Capturing and Importing Images#

You can modify the files on a booted compute node and use the scyld-modimg --capture command to capture those changes into the image. You can capture the node into an existing image or into a new image. First, confirm that the node being captured is idle to reduce the chance of capturing an image in some intermediate state, then run the capture command. For example, to capture node n0, run the following command:

scyld-modimg --capture n0 --set-name NewImage

This process may take several minutes. During that time the scyld-pack-node tool is executed on the compute node via the scyld-nodectl exec mechanism. The result is streamed back to the scyld-modimg command that then uploads it to the head node, potentially replacing an existing NewImage contents. The scyld-pack-node tool captures all files on the node's / mount, but does not walk other mounted file systems to ensure that any shared storage is not accidentally captured.

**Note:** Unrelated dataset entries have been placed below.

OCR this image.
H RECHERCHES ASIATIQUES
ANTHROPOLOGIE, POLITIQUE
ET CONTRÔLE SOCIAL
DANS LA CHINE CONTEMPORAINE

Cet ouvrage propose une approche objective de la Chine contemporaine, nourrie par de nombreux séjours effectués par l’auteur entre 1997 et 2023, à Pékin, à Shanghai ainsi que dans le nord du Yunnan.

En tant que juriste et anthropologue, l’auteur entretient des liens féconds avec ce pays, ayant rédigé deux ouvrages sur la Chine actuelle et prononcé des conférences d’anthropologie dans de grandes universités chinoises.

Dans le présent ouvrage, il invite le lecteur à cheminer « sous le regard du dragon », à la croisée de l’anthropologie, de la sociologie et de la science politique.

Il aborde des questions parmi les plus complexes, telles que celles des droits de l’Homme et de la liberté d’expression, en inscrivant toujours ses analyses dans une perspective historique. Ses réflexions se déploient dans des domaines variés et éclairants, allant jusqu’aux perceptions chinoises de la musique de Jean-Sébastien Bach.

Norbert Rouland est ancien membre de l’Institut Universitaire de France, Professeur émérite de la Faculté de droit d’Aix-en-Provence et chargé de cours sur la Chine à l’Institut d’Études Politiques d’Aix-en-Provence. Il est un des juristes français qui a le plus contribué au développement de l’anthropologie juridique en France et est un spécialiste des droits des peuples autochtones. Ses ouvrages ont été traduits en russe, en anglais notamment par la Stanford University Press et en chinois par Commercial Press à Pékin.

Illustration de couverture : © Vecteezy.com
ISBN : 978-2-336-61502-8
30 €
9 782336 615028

You also need to create a boot config for this captured image. For example:

scyld-add-boot-config --image NewImg --boot-config NewBoot

Manual work is likely required to generalize the captured image as the process may capture details specific to the compute node. Due to this hazard, future ICE ClusterWare™ releases may expand what files are excluded during image capture.

RHEL 7 clones use a version of RPM too old to properly interpret RHEL 9 packages, so if you are trying to create an image, you may want to kickstart a diskful node and then use scyld-modimg --capture to create the image. You must comment out or delete the node-specific lines in /etc/fstab created during the kickstarted installation.